We thus find ourselves in the place of the disciples: we cannot gaze up into heaven. Christ has passed beyond us, and we are left staring into the aether. And yet, a voice speaks to us:
…why are you standing there looking at the sky?
This Jesus who has been taken up from you into heaven
will return in the same way as you have seen him going into heaven.
Do we expect Christ to come down again to prove he’s with us? Should we remain there on the mountainside, endlessly seeking reassurance, never allowing Christ to depart?

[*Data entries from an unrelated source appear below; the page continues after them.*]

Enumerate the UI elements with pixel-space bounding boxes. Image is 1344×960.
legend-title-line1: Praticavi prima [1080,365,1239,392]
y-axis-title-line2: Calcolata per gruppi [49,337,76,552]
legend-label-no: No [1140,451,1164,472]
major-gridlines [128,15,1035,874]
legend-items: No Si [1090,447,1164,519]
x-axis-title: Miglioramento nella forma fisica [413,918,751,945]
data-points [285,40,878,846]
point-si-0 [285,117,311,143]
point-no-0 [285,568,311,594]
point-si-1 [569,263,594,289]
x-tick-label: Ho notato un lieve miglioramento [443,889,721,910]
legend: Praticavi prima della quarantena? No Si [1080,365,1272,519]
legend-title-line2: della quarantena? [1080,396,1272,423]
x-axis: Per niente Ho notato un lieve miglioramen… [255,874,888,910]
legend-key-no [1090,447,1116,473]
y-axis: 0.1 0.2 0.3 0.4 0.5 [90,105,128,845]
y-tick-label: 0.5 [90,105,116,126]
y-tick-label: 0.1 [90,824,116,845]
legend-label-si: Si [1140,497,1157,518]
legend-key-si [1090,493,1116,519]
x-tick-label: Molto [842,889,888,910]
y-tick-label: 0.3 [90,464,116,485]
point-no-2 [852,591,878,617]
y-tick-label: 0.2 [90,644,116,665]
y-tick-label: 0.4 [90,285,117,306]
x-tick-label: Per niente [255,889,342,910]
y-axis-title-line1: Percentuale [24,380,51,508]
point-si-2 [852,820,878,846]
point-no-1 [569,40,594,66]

No. We are told that Christ will return—but in time. For now, we must go and baptise and teach. We must take up our commission, and not look back. We must continue to speak the Gospel, preaching truth amidst falsehoods, hope amidst despair, and liberation amidst oppression. We must proclaim Christ’s identity with the least among us: trans people, migrants, Palestinians, and all others buried with our age as it returns to the grave..
At the Ascension, Christ leaves us in what may appear as abandonment. Yet our commission is given at the moment of his departure. We become Christians the moment we are thrown into this seemingly abandoned world. To live in this world is what it means to be a Christian in the first place.
And this—despite the evils that confront us—is why our joy, our witness, and our commission can survive the world. There may be no reassuring presence—no glimpse of heaven, no moment of perfect joy. But we know this already: we, as Christians, are born of it. It is our burden and our nature, lighter than air, floating in the empty sky.
–Dr. Nicolete Burbach, May 14, 2026
*The Solemnity of the Ascension was traditionally celebrated on the Thursday of the Sixth Week of Easter. In some countries, the feast has been transferred to the Sunday after this date to allow for greater participation by the faithful in this celebration. In other countries, the Ascension is still marked on the Thursday of the Sixth Week of Easter.
Bondings 2.0 is providing an Ascension reflection today, so that on next Sunday, we can offer a reflection on the liturgiccal readings for the Seventh Sunday of Easter.